Prevention is about changing the ROI for the fraudster

“At the end of the day, what you're really aiming to do is to put more roadblocks in place for bad actors. Basically, change the ROI for the fraudster, that's the name of the game. Unfortunately, it's close to impossible to completely stop fraud. But you can make it much less attractive so that fraudsters go elsewhere.”

It’s best to stop fraud before it can get started

“In a digital world, once money is stolen, it can be laundered very efficiently. Once that’s happened, it’s extremely difficult to get it back. So, the best approach is to stop the issue before it can even get started. If fraudsters can’t set up fraudulent accounts, they can’t use them to commit fraud. With effective verification you're addressing the issue at its root, before it can become a bigger problem.”

Humans are the weakest link in the chain

“Because technology has done such a good job at stopping a lot of fraud, unfortunately fraudsters are now directly targeting the humans involved. The locks on the door are very good, so you get the person who owns the actual key to open the door for you. That’s perhaps the most concerning trend that we've seen across financial crime and non-financial crime. People need to be more aware that they are the targets.”

The collapsed user experience is a major issue for legacy authentication methods

“Two-factor authentication, which typically uses a one-time passcode (OTP) sent by text to your mobile, is going to become less and less effective. That’s simply because the intended separation between the two factors often isn’t there anymore – quite often we do things like buying online directly via our phones, so if your device has been compromised, two-factor authentication won’t protect you.”

‘AI warfare’ is increasingly a feature of online fraud

“Machine learning is a powerful tool for fraud prevention, but fraudsters also use this technology. There's a lot of evidence of bad actors training combative machine learning models using live customers or active fraud detection models. So, you start to get into a kind of AI warfare between the two sides, which is why it's so important to continue to invest and develop your solution to stay on top of it.”

Fraud can be double trouble for businesses

“For smaller businesses, paying a large invoice to a fraudster can lead to bankruptcy pretty quickly because not only have you lost that money, but you also still have to settle your invoice with the real supplier. So, cash flow right away becomes an issue. Even for larger businesses, if you get hit by fraud, and it doesn't look like you've done everything you can to prevent it, that can have a very bad reputational impact. Not to mention potential fines for legal breaches around money laundering, terrorist financing, human trafficking, and so on.”

The benefits of biometrics

“With effective biometric technology, the collapse of the multi-factor environment becomes less of an issue. It doesn't matter if a fraudster can intercept a one-time passcode if they can’t prove that the real account holder is physically present in real-time. So, it starts to create a separation of the two factors again. Alongside that, you can have things like a digital ID with biometric security wrapped around it to control access, which creates much stronger security than a simple check of a paper ID.”
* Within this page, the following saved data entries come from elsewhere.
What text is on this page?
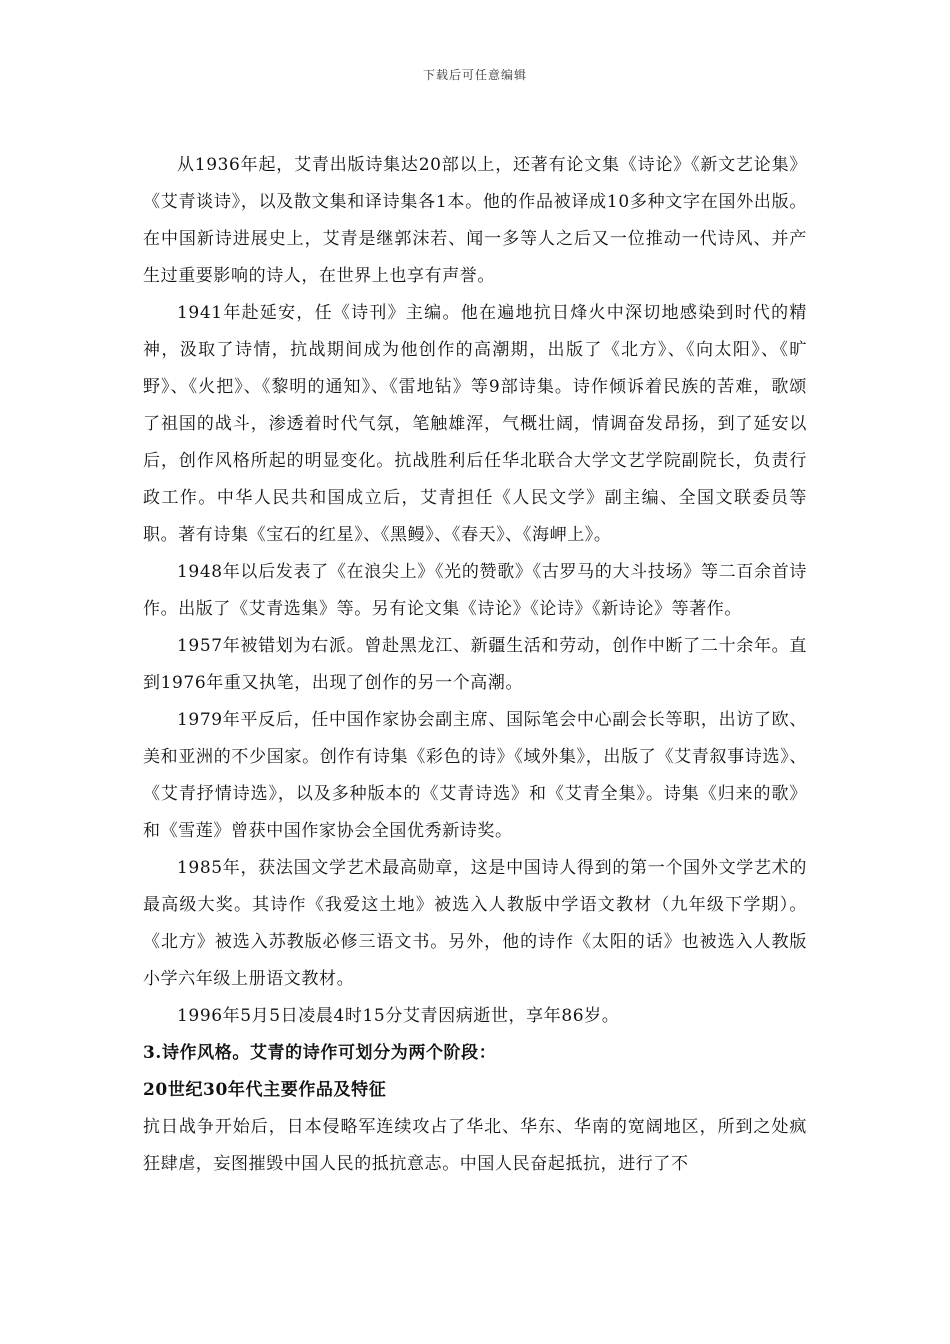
下载后可任意编辑

从1936年起，艾青出版诗集达20部以上，还著有论文集《诗论》《新文艺论集》《艾青谈诗》，以及散文集和译诗集各1本。他的作品被译成10多种文字在国外出版。在中国新诗进展史上，艾青是继郭沫若、闻一多等人之后又一位推动一代诗风、并产生过重要影响的诗人，在世界上也享有声誉。

1941年赴延安，任《诗刊》主编。他在遍地抗日烽火中深切地感染到时代的精神，汲取了诗情，抗战期间成为他创作的高潮期，出版了《北方》、《向太阳》、《旷野》、《火把》、《黎明的通知》、《雷地钻》等9部诗集。诗作倾诉着民族的苦难，歌颂了祖国的战斗，渗透着时代气氛，笔触雄浑，气概壮阔，情调奋发昂扬，到了延安以后，创作风格所起的明显变化。抗战胜利后任华北联合大学文艺学院副院长，负责行政工作。中华人民共和国成立后，艾青担任《人民文学》副主编、全国文联委员等职。著有诗集《宝石的红星》、《黑鳗》、《春天》、《海岬上》。

1948年以后发表了《在浪尖上》《光的赞歌》《古罗马的大斗技场》等二百余首诗作。出版了《艾青选集》等。另有论文集《诗论》《论诗》《新诗论》等著作。

1957年被错划为右派。曾赴黑龙江、新疆生活和劳动，创作中断了二十余年。直到1976年重又执笔，出现了创作的另一个高潮。

1979年平反后，任中国作家协会副主席、国际笔会中心副会长等职，出访了欧、美和亚洲的不少国家。创作有诗集《彩色的诗》《域外集》，出版了《艾青叙事诗选》、《艾青抒情诗选》，以及多种版本的《艾青诗选》和《艾青全集》。诗集《归来的歌》和《雪莲》曾获中国作家协会全国优秀新诗奖。

1985年，获法国文学艺术最高勋章，这是中国诗人得到的第一个国外文学艺术的最高级大奖。其诗作《我爱这土地》被选入人教版中学语文教材（九年级下学期）。《北方》被选入苏教版必修三语文书。另外，他的诗作《太阳的话》也被选入人教版小学六年级上册语文教材。

1996年5月5日凌晨4时15分艾青因病逝世，享年86岁。

3.诗作风格。艾青的诗作可划分为两个阶段：

20世纪30年代主要作品及特征

抗日战争开始后，日本侵略军连续攻占了华北、华东、华南的宽阔地区，所到之处疯狂肆虐，妄图摧毁中国人民的抵抗意志。中国人民奋起抵抗，进行了不
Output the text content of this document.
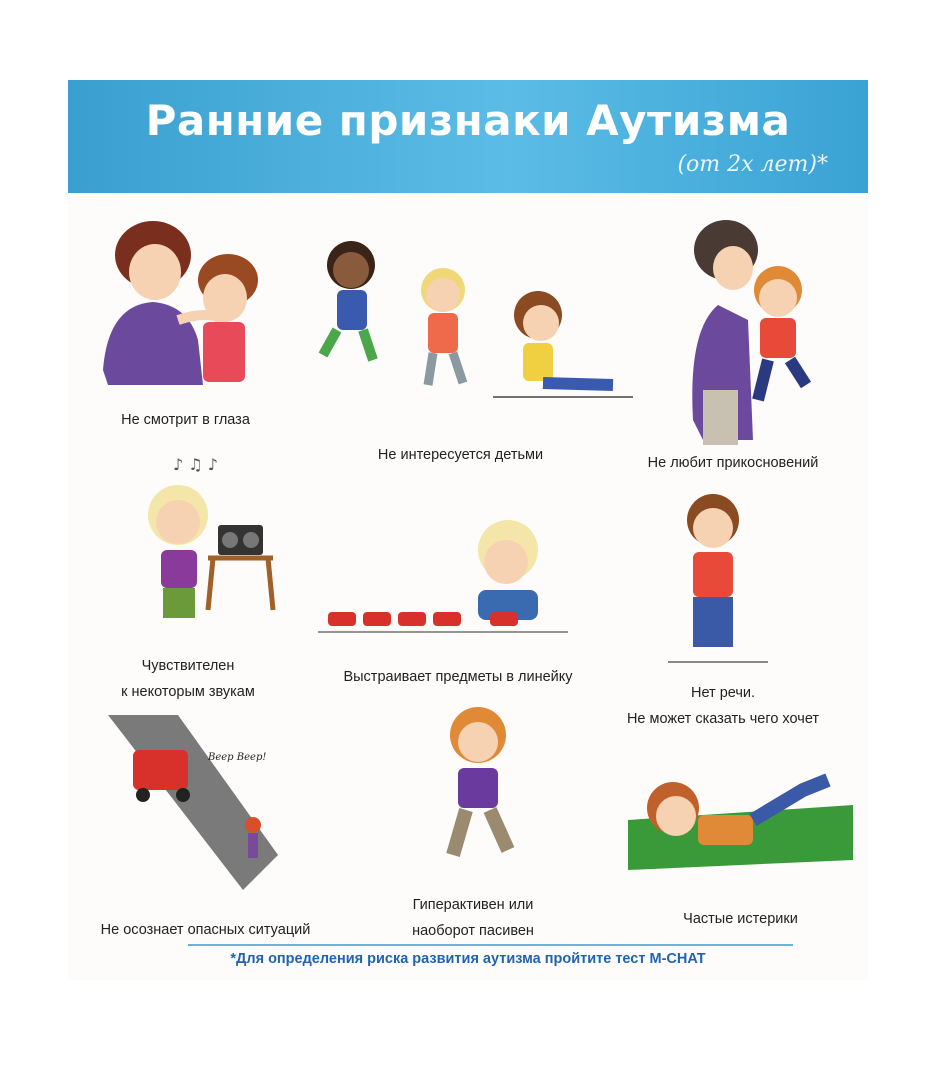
Ранние признаки Аутизма
(от 2х лет)*
Не смотрит в глаза
Не интересуется детьми	Не любит прикосновений
♪ ♫ ♪
Чувствителен
к некоторым звукам
Выстраивает предметы в линейку
Нет речи.
Не может сказать чего хочет
Beep Beep!
Не осознает опасных ситуаций
Гиперактивен или
наоборот пасивен
Частые истерики
*Для определения риска развития аутизма пройтите тест M-CHAT
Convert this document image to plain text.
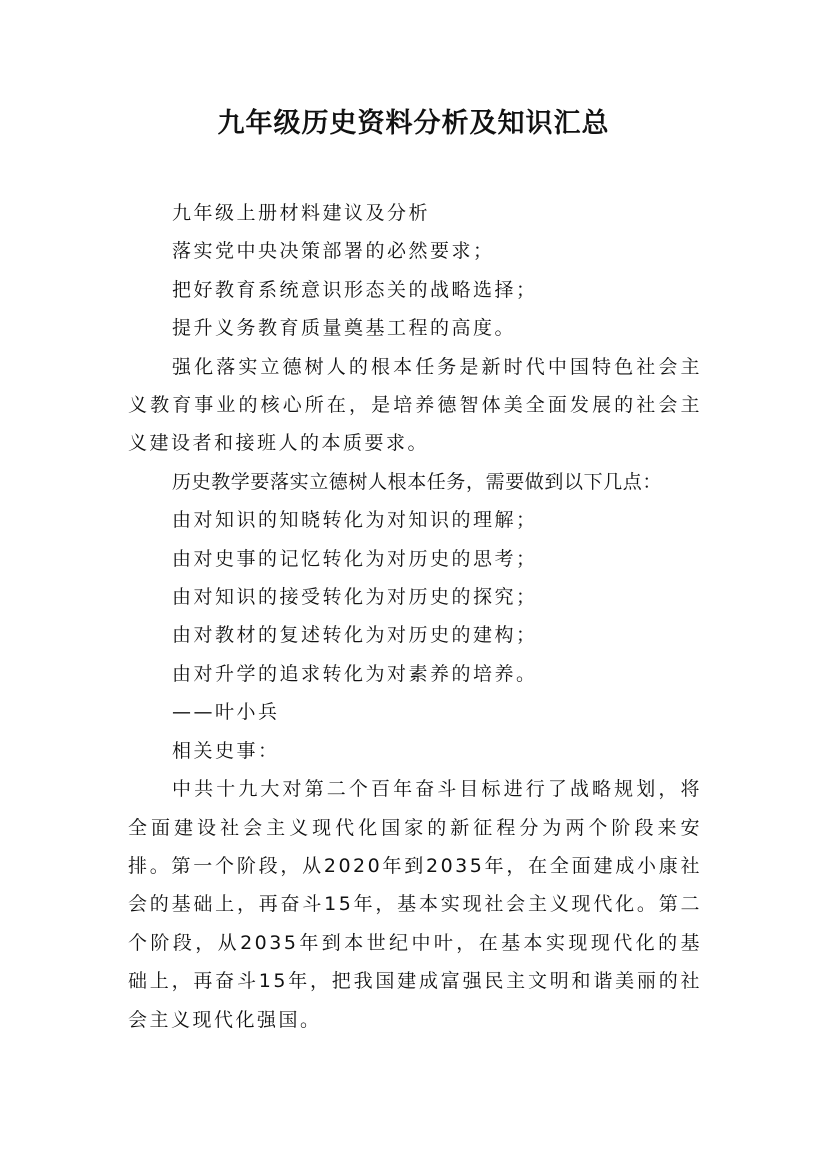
九年级历史资料分析及知识汇总

九年级上册材料建议及分析

落实党中央决策部署的必然要求；

把好教育系统意识形态关的战略选择；

提升义务教育质量奠基工程的高度。

强化落实立德树人的根本任务是新时代中国特色社会主义教育事业的核心所在，是培养德智体美全面发展的社会主义建设者和接班人的本质要求。

历史教学要落实立德树人根本任务，需要做到以下几点：

由对知识的知晓转化为对知识的理解；

由对史事的记忆转化为对历史的思考；

由对知识的接受转化为对历史的探究；

由对教材的复述转化为对历史的建构；

由对升学的追求转化为对素养的培养。

——叶小兵

相关史事：

中共十九大对第二个百年奋斗目标进行了战略规划，将全面建设社会主义现代化国家的新征程分为两个阶段来安排。第一个阶段，从2020年到2035年，在全面建成小康社会的基础上，再奋斗15年，基本实现社会主义现代化。第二个阶段，从2035年到本世纪中叶，在基本实现现代化的基础上，再奋斗15年，把我国建成富强民主文明和谐美丽的社会主义现代化强国。
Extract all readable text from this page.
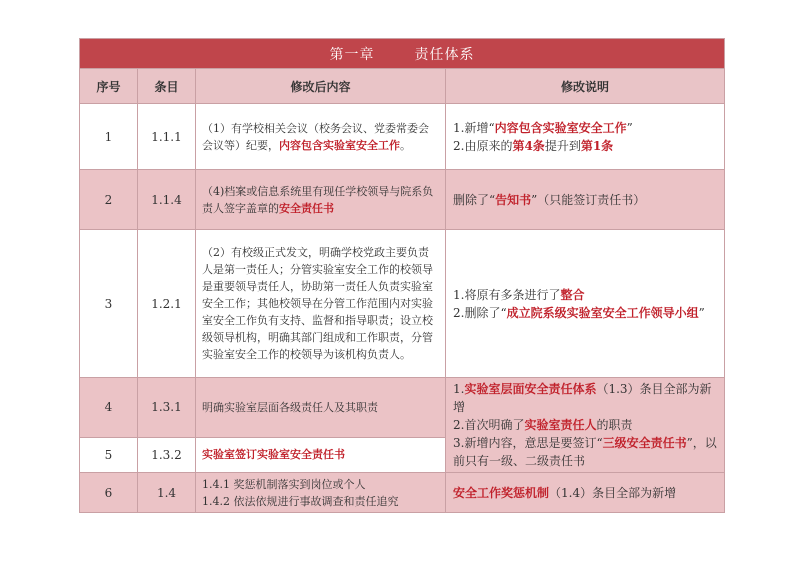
第一章 责任体系			
序号	条目	修改后内容	修改说明
1	1.1.1	（1）有学校相关会议（校务会议、党委常委会会议等）纪要，内容包含实验室安全工作。	1.新增“内容包含实验室安全工作”
2.由原来的第4条提升到第1条

2	1.1.4	（4)档案或信息系统里有现任学校领导与院系负责人签字盖章的安全责任书	删除了“告知书”（只能签订责任书）
3	1.2.1	（2）有校级正式发文，明确学校党政主要负责人是第一责任人；分管实验室安全工作的校领导是重要领导责任人，协助第一责任人负责实验室安全工作；其他校领导在分管工作范围内对实验室安全工作负有支持、监督和指导职责；设立校级领导机构，明确其部门组成和工作职责，分管实验室安全工作的校领导为该机构负责人。	1.将原有多条进行了整合
2.删除了“成立院系级实验室安全工作领导小组”

4	1.3.1	明确实验室层面各级责任人及其职责	1.实验室层面安全责任体系（1.3）条目全部为新增
2.首次明确了实验室责任人的职责
3.新增内容，意思是要签订“三级安全责任书”，以前只有一级、二级责任书

5	1.3.2	实验室签订实验室安全责任书	
6	1.4	1.4.1 奖惩机制落实到岗位或个人
1.4.2 依法依规进行事故调查和责任追究	安全工作奖惩机制（1.4）条目全部为新增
The need to swing the pendulum

“There’s what I call an eternal pendulum, which represents the compromise between customer experience and risk prevention. As your business changes, as the fraud landscape changes, and as the customer landscape changes, you'll want to be able to swing that pendulum back and forth. You can do a lot that’s invisible to your customers by collecting data on how they interact with your services and using this to tune your tools and strategies. But sometimes the friction has to be there.”

A good fraud experience is a powerful thing

“As a consumer it’s surprisingly easy to be scammed and make a mistake that could prove very costly. So, if a business you're dealing with believes someone might be trying to take advantage of you and they put a pause on things while they clarify the situation, as long as they contact you to let you know, you’re likely to feel they have your back. Businesses that do that well reap the benefits in terms of positive customer relationships.”